Swiss Army Man, written and directed by Everything Everywhere All At Once filmmakers Daniel Kwan and Daniel Scheinert (a.k.a. The Daniels), was met with derision and praise when it made its premiere at the 2016 Sundance International Film Festival. Nearly seven years later, Swiss Army Man’s unapologetically oddball energy still feels as vivid and striking now as it did then. The film’s gonzo creative vision has yet to be truly matched.
Now, coming off the Daniels’ recent Oscar nominations for their work on Everything Everywhere All At Once, Swiss Army Man is streaming on HBO Max, and well worth checking out.
Swiss Army Man revolves around one of the strangest duos in the history of cinema. The film follows Hank Thompson (Paul Dano), a suicidal man stranded on a deserted island. His life is saved when he stumbles upon an excessively flatulent corpse he later names Manny (Daniel Radcliffe). Using Manny’s farting body as a propulsive jet ski, Hank sails his way back to America.
From there, we follow Hank as he forms a friendship with Manny, who talks in stilted sentences and is capable of, among other things, filtering unclean water and chopping logs with his arms. Manny’s abilities allow Swiss Army Man to fulfill the promise of its title, and the Daniels don’t ever miss an opportunity to take the film’s body comedy as far as possible. The directing duo, who were previously only known for their work on several memorable music videos for artists like Lil Jon, bring a livewire energy that accentuates the absurd story.

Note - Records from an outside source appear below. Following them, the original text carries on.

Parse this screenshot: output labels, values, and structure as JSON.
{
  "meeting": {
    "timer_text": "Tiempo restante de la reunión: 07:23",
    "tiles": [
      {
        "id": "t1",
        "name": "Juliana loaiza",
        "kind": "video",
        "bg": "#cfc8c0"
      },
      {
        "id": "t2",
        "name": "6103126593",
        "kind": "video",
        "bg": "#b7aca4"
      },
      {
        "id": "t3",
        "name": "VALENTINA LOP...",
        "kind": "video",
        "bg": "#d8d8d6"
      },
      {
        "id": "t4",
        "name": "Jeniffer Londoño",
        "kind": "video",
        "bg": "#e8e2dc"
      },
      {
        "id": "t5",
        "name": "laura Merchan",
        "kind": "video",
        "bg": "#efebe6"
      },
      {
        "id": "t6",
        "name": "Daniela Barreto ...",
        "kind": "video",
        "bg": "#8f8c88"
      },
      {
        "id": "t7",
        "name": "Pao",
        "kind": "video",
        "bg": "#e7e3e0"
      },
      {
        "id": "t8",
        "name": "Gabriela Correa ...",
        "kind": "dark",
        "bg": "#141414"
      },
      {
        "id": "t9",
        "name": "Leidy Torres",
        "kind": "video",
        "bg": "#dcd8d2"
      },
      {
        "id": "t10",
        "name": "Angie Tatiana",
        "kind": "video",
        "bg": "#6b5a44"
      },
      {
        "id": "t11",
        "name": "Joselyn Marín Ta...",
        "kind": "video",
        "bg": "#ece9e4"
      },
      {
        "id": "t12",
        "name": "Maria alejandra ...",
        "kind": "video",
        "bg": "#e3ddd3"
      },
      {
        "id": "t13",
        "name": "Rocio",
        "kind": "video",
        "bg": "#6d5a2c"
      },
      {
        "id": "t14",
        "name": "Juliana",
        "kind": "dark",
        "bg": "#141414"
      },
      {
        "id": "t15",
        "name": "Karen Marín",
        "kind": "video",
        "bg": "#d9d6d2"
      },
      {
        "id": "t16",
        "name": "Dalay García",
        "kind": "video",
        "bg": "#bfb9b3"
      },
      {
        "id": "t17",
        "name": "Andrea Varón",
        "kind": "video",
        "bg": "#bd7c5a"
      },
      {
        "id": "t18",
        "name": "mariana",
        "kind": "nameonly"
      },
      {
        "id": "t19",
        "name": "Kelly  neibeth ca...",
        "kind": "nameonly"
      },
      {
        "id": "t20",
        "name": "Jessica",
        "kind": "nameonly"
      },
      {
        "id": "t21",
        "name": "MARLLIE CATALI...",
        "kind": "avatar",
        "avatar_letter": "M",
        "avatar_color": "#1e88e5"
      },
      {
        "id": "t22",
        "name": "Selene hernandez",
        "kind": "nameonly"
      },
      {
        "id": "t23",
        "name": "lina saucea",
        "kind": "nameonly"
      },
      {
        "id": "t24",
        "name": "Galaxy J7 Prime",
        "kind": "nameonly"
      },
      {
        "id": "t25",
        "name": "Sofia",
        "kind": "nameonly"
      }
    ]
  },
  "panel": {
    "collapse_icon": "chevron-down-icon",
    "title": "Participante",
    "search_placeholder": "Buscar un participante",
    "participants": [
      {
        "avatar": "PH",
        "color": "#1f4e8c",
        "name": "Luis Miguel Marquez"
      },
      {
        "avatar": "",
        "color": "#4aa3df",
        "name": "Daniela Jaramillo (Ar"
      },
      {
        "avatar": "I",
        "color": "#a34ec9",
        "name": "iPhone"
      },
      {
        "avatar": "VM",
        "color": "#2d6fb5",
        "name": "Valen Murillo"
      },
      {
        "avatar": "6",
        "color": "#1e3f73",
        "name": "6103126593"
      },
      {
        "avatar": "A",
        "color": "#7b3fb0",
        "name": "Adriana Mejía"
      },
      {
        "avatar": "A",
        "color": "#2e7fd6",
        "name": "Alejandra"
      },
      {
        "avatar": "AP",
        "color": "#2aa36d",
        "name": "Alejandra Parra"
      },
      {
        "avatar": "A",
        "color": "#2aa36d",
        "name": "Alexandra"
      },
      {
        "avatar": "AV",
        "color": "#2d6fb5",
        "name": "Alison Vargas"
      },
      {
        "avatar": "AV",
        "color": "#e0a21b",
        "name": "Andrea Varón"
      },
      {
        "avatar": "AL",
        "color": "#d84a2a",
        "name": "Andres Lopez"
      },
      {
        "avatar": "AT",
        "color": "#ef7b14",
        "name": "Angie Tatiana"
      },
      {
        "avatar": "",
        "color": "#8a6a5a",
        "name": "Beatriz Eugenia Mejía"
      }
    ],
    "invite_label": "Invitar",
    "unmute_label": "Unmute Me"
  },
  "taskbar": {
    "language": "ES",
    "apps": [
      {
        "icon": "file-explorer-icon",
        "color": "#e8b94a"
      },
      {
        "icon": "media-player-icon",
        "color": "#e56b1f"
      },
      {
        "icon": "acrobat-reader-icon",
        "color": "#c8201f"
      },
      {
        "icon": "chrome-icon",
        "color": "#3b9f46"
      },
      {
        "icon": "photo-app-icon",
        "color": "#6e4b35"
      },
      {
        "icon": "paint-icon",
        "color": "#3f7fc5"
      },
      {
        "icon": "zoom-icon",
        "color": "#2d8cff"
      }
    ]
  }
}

The Daniels’ ability to craft awe-inspiring, punchy montages is particularly notable. The film not only delivers an explosive montage that’s set to a song called “Montage,” but also features a handful of quick, tangent-filled sequences in which Hank tries to explain what normal life is to Manny by showing him flattened pizza boxes, Chinese takeout containers, broken sunglasses, and other pieces of discarded trash.
Underneath every scene is the aggressively odd a capella musical score by Manchester Orchestra, which both heightens the film’s playful spirit and adds an extra layer of surreality to the whole affair. Together, the film’s score, direction, and editing come together to create a piece of art that feels fresh, new, and unlike anything audiences have seen before.
While Swiss Army Man doesn’t land its emotional beats as well as Everything Everywhere All At Once does, the same endearing open-heartedness is present. The Daniels effectively juxtapose the film’s empathy with its raunchy comedy and boundary-pushing transgressiveness. The result presents a seemingly incongruous blend of irreverence and warmth that feels like it could only exist in a movie about a possibly insane man who befriends a flatulent corpse.
Dano and Radcliffe are completely committed to their characters’ absurd yet surprisingly vulnerable friendship, which only makes the film’s underlying sweetness that much more effective. As a result, Manny and Hank not only believably reshape the other’s view of life, but also use each other to create the world’s first human jet ski. What other buddy duo in movie history can you say that about?
Swiss Army Man is streaming now on HBO Max.